Designer Sandra Nunnerley an Expert in Detail
The work of US-based interior designer Sandra Nunnerley features in a recent French special of Architectural Digest, ‘Le Grand Guide 2019’ – ‘The 100 Decorators of the Moment’, as well as in Hamptons Cottages & Gardens magazine.
From New York, where her practice is located, Nunnerley seeks to create “interiors that are not only beautiful to look at, but that people actually use,” AD reports.
Since opening her agency in Manhattan in 1986, the magazine explains, Nunnerley has designed private residences around the world. All of her décors are characterised by a kind of light-handed sophistication, with contemporary artworks playing a key role.
In Southampton, Nunnerley recently redesigned the home of US parenting and lifestyle author, Erika Katz. The five-bedroom home is featured in the September/October issue of HC&G magazine.
In an effort to echo the nearby sandy beaches, Nunnerley saw to it that the wood floors of the property were bleached, David Masello writes for HC&G. Nunnerley insisted, too, on there being a larger doorway connecting the dining room and kitchen, because, as the owner explains, “We wanted this house to flow. Everything was to be breezy, effortless, casual: a place for easy summer living.”

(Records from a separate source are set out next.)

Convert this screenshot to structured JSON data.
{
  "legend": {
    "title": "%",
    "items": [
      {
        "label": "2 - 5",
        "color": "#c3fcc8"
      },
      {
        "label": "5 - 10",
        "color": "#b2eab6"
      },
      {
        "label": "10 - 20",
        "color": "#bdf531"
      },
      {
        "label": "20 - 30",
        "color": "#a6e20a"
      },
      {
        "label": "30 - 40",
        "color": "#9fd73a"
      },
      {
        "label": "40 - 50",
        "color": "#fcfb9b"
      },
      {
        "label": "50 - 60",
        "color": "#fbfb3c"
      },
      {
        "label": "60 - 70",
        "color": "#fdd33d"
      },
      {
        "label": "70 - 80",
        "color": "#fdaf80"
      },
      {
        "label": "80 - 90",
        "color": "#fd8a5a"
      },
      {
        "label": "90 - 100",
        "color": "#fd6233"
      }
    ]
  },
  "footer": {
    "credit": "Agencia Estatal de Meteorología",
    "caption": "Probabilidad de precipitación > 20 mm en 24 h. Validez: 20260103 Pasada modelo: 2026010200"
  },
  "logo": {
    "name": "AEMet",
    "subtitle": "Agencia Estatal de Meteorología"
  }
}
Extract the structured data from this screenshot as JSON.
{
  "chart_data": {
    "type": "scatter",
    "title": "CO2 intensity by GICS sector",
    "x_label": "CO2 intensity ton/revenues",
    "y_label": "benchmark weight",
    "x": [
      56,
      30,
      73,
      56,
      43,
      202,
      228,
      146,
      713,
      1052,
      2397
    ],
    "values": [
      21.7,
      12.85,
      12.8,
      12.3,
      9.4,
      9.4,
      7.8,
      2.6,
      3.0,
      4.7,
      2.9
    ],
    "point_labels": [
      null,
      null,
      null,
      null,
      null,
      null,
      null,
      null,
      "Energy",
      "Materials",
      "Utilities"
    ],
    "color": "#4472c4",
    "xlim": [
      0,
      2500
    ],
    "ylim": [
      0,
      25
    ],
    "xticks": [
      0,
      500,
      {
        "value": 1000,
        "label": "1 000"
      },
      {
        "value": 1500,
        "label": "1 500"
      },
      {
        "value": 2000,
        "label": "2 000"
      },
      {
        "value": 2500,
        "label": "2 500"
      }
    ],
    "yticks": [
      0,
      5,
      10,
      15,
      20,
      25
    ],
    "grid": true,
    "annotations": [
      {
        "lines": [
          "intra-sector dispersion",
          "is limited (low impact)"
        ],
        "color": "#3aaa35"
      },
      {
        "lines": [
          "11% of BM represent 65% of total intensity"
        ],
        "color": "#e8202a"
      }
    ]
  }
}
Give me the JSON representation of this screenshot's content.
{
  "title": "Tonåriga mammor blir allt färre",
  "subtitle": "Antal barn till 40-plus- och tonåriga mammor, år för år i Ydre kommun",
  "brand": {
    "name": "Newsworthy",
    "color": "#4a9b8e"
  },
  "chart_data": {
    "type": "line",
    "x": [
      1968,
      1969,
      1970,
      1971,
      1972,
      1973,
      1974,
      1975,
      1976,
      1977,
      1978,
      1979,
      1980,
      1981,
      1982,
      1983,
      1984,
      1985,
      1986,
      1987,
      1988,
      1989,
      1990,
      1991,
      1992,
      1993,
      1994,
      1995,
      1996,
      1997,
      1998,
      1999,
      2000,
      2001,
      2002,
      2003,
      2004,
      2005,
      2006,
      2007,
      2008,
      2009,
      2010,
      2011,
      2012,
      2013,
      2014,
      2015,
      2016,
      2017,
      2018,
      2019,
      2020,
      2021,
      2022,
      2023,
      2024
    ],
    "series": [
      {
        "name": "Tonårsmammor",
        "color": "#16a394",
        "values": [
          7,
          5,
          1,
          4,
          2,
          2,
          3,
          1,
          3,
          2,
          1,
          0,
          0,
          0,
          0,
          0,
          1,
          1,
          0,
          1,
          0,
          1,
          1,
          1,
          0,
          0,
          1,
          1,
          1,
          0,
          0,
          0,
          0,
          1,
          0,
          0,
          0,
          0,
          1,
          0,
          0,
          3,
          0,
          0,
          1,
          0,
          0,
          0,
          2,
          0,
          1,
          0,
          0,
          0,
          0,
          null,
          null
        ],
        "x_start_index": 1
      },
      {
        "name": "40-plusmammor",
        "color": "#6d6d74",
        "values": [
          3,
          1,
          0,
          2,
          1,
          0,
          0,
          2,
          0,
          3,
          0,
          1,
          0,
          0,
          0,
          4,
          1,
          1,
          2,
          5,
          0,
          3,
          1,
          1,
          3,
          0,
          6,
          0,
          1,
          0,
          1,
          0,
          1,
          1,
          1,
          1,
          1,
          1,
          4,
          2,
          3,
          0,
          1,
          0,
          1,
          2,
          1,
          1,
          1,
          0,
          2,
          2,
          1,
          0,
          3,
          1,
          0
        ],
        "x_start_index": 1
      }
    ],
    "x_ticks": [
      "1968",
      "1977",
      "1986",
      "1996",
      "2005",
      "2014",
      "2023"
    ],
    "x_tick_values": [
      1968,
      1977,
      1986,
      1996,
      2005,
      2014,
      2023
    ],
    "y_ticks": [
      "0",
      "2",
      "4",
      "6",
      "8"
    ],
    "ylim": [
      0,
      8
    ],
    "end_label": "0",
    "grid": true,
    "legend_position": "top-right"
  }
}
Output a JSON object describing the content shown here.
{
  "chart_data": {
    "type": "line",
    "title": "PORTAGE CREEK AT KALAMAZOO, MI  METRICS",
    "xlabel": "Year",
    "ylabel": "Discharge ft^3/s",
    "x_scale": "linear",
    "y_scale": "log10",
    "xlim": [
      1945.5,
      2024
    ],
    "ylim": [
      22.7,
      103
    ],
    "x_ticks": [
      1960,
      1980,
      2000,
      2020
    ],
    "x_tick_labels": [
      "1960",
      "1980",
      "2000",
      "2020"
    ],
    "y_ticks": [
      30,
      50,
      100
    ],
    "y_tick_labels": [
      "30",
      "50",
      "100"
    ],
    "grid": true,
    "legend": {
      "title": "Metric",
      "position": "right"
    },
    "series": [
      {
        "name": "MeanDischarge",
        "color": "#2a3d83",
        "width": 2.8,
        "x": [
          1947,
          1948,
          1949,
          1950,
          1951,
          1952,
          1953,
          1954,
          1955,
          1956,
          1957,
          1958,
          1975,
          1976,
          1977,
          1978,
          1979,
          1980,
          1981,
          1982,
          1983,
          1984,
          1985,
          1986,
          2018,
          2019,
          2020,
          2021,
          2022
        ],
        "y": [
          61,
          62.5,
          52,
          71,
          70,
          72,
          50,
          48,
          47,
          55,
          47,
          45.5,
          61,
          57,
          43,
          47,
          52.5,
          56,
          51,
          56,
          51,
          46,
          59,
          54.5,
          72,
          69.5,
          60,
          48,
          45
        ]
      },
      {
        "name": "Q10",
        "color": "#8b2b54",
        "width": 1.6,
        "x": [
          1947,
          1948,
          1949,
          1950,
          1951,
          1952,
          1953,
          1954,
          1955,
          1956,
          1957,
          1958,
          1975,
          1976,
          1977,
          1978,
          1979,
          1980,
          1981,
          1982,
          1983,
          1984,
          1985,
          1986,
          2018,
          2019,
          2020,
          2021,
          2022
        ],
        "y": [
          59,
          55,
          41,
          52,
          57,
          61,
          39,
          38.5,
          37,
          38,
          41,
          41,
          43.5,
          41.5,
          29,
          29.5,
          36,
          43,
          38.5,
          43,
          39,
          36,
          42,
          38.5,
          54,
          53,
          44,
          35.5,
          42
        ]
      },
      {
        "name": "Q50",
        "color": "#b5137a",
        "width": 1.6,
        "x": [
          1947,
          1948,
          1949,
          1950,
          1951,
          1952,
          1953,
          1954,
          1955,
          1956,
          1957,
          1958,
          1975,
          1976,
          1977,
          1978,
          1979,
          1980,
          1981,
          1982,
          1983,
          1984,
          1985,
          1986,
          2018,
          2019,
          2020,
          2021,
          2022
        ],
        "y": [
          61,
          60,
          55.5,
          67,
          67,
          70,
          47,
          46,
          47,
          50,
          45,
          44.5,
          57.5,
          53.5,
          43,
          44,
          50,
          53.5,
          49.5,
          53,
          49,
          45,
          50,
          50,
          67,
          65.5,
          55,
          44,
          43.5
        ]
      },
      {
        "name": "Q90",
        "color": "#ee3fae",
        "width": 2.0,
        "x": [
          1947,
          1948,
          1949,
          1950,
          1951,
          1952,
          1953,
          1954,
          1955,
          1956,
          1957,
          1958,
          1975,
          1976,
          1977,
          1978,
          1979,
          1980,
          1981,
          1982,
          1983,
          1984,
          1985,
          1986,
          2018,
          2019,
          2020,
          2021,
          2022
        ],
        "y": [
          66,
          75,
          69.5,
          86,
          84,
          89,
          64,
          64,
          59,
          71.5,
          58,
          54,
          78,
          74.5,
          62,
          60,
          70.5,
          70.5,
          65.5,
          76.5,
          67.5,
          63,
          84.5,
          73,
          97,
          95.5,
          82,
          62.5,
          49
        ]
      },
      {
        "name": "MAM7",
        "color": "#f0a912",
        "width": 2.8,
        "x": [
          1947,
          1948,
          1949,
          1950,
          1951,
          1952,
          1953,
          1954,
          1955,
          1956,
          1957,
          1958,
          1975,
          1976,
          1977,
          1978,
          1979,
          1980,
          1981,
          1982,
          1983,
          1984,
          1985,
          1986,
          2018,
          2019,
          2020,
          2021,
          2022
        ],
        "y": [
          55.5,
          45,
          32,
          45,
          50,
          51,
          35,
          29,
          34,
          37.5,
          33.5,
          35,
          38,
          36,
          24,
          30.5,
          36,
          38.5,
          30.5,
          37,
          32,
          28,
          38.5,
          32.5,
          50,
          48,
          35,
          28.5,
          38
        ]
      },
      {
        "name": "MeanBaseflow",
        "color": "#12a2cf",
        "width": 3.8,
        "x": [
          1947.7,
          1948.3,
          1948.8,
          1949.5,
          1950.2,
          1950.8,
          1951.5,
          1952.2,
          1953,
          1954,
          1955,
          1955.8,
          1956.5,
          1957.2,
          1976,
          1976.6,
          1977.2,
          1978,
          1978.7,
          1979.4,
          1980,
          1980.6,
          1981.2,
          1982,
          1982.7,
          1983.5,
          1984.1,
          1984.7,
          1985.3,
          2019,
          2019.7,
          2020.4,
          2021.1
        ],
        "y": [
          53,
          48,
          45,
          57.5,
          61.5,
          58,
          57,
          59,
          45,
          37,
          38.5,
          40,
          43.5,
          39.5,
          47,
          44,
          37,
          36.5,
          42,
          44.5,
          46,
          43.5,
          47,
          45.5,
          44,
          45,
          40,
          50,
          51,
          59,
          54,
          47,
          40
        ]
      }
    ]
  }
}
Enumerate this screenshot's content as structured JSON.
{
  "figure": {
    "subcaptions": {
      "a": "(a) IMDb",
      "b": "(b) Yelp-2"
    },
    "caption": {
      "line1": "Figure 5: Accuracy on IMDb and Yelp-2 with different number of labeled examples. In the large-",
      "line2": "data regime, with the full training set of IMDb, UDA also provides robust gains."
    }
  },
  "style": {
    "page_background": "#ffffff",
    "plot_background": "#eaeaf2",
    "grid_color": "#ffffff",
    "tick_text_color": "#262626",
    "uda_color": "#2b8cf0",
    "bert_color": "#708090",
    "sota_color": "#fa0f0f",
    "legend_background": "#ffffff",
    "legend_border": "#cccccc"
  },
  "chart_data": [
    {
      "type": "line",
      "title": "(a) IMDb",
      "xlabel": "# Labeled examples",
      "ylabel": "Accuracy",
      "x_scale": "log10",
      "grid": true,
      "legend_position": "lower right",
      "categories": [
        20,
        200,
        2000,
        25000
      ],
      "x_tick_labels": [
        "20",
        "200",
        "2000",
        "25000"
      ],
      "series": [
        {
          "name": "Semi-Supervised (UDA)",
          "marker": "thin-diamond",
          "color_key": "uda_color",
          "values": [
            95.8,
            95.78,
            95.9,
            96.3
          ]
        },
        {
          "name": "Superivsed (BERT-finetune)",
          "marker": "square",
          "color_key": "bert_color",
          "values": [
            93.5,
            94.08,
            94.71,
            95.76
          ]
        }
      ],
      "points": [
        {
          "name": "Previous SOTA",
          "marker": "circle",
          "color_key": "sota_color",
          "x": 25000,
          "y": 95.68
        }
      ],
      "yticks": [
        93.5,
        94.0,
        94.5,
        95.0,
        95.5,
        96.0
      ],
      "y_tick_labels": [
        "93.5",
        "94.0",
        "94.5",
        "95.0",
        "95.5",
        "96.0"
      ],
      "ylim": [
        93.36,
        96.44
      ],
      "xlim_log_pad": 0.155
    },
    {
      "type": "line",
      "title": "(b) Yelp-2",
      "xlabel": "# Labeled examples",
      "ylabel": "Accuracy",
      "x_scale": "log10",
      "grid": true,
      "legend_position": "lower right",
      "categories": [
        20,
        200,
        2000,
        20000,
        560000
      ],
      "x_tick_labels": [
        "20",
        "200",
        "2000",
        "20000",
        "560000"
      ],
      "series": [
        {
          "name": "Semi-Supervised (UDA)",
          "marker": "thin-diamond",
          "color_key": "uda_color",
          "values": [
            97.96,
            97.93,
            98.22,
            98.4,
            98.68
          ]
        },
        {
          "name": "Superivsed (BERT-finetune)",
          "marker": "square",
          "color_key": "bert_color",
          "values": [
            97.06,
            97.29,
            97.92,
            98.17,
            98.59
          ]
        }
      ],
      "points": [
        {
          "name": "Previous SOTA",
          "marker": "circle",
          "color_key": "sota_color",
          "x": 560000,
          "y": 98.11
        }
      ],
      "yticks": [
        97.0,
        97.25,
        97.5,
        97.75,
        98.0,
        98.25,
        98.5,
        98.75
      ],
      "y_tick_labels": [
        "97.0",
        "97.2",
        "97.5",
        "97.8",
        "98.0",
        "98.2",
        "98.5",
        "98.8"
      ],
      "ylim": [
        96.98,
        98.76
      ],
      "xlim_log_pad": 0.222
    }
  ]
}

Masello writes in the article that Nunnerley is just as adept at designing custom furniture, and among her hallmarks in the Southampton home are airy sculptural bases for large sofas, notably in the living room where they appear “lifted from the floor”, Katz says.
“Sandra finishes everything down to the tiniest accents,” Katz continues. “She completes projects. My eyes still move around these rooms taking in all the details.”
According to AD, in the past several months Nunnerley has also been busy with two residential projects, one on New York’s Upper East Side and the other in Hong Kong. She also has commissions underway in Berlin and Houston, along with a private island in New Zealand, in addition to her furniture line, which she continues to expand.
Original article by Architectural Digest, September 2019.